Selden Nathan R
Division of Pediatric Neurosurgery, Oregon Health & Science University, Portland, Oregon 97239, USA.
J Neurosurg. 2006 May;104(5 Suppl):302-4. doi: 10.3171/ped.2006.104.5.302.
Controversy exists regarding proper indications for surgical lysis of the terminal filum in children with voiding dysfunction and tethered spinal cord. Recently, surgery has been offered to children who have a normally positioned conus medullaris and no terminal filum abnormality visible on 1.5-tesla magnetic resonance images (referred to as minimal or occult tethered cord syndrome [TCS]). The author evaluates existing clinical and scientific evidence relevant to this controversy.
Five retrospective, observational, noncontrolled studies of surgical terminal filum lysis for occult TCS in children were identified. Two further studies in which the authors reported surgical results in children with a normal-level conus medullaris were also identified.
These studies document encouraging clinical outcomes following surgery.
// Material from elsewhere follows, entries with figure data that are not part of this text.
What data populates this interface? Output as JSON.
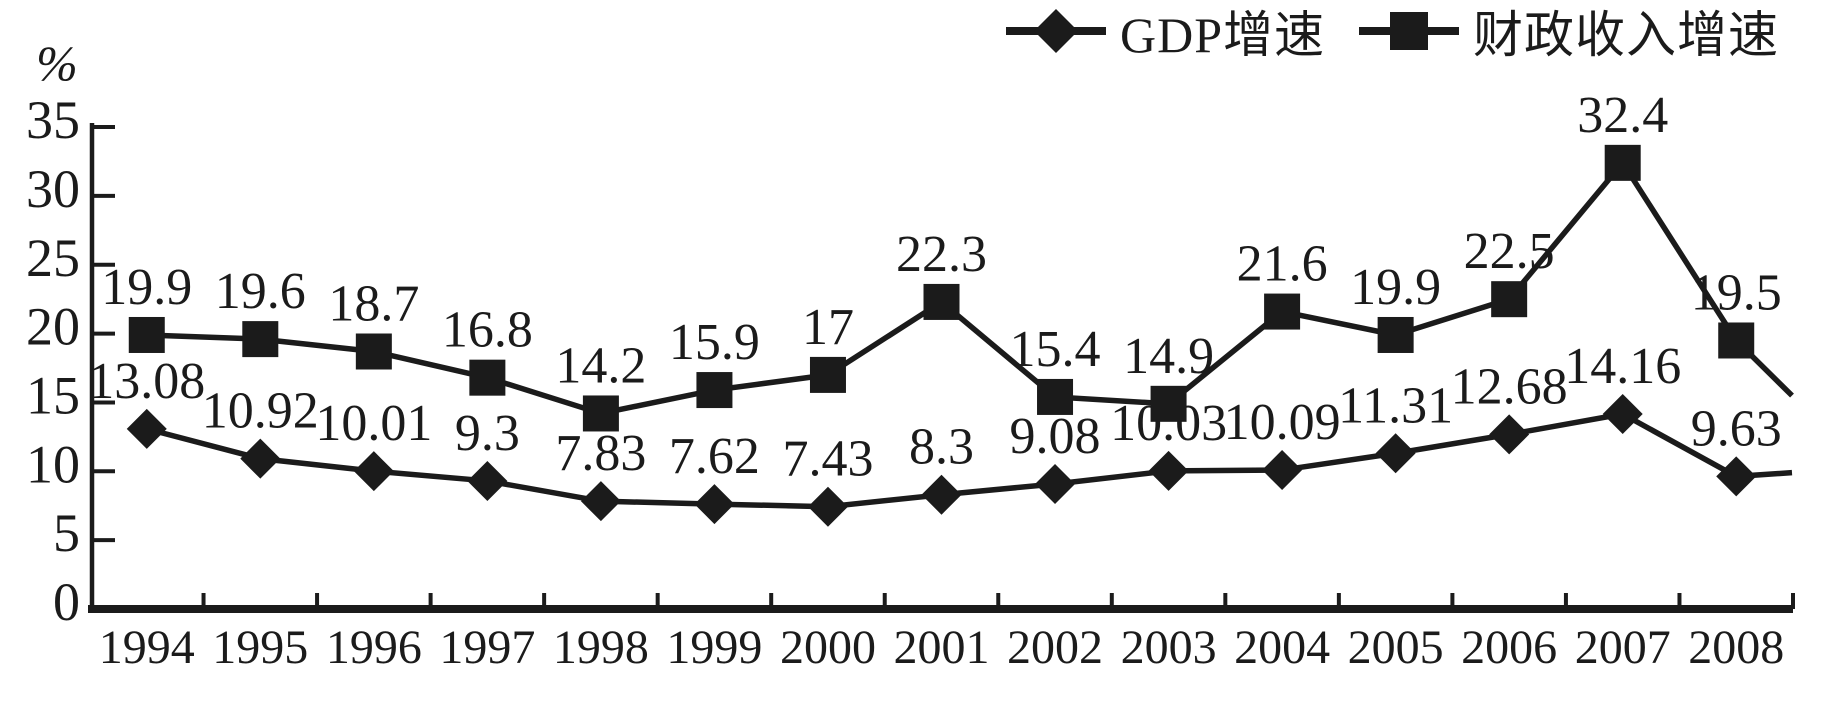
{
  "figure": {
    "background": "#ffffff",
    "ink_color": "#1b1b1b"
  },
  "chart_data": {
    "type": "line",
    "title": "",
    "xlabel": "",
    "ylabel": "%",
    "ylim": [
      0,
      35
    ],
    "yticks": [
      0,
      5,
      10,
      15,
      20,
      25,
      30,
      35
    ],
    "grid": false,
    "legend_position": "top-right",
    "categories": [
      "1994",
      "1995",
      "1996",
      "1997",
      "1998",
      "1999",
      "2000",
      "2001",
      "2002",
      "2003",
      "2004",
      "2005",
      "2006",
      "2007",
      "2008"
    ],
    "series": [
      {
        "name": "GDP增速",
        "marker": "diamond",
        "color": "#1b1b1b",
        "values": [
          13.08,
          10.92,
          10.01,
          9.3,
          7.83,
          7.62,
          7.43,
          8.3,
          9.08,
          10.03,
          10.09,
          11.31,
          12.68,
          14.16,
          9.63
        ],
        "tail_value_at_right_edge": 9.9
      },
      {
        "name": "财政收入增速",
        "marker": "square",
        "color": "#1b1b1b",
        "values": [
          19.9,
          19.6,
          18.7,
          16.8,
          14.2,
          15.9,
          17,
          22.3,
          15.4,
          14.9,
          21.6,
          19.9,
          22.5,
          32.4,
          19.5
        ],
        "tail_value_at_right_edge": 15.5
      }
    ]
  }
}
Clinicopathological evidence suggests that occult TCS may result from radiographically occult structural abnormalities of the terminal filum. Although a preponderance of Class III clinical evidence supports the use of surgical filum lysis to treat occult TCS, no Class I or II evidence exists. Clinical practice varies; therefore, performance of a prospective randomized clinical trial of surgical terminal filum lysis for the treatment of occult TCS is advocated.
对于存在排尿功能障碍和脊髓拴系的儿童,终丝手术松解的恰当指征存在争议。近来,手术已应用于圆锥位置正常且在1.5特斯拉磁共振成像上未见终丝异常的儿童(称为轻微或隐匿性脊髓拴系综合征 [TCS])。作者评估了与这一争议相关的现有临床和科学证据。
确定了五项关于儿童隐匿性TCS终丝手术松解的回顾性、观察性、非对照研究。还确定了另外两项研究,作者在其中报告了圆锥位置正常的儿童的手术结果。
这些研究记录了手术后令人鼓舞的临床结果。临床病理证据表明,隐匿性TCS可能源于终丝影像学上隐匿的结构异常。虽然大量III级临床证据支持使用手术终丝松解治疗隐匿性TCS,但不存在I级或II级证据。临床实践各不相同;因此,提倡对手术终丝松解治疗隐匿性TCS进行前瞻性随机临床试验。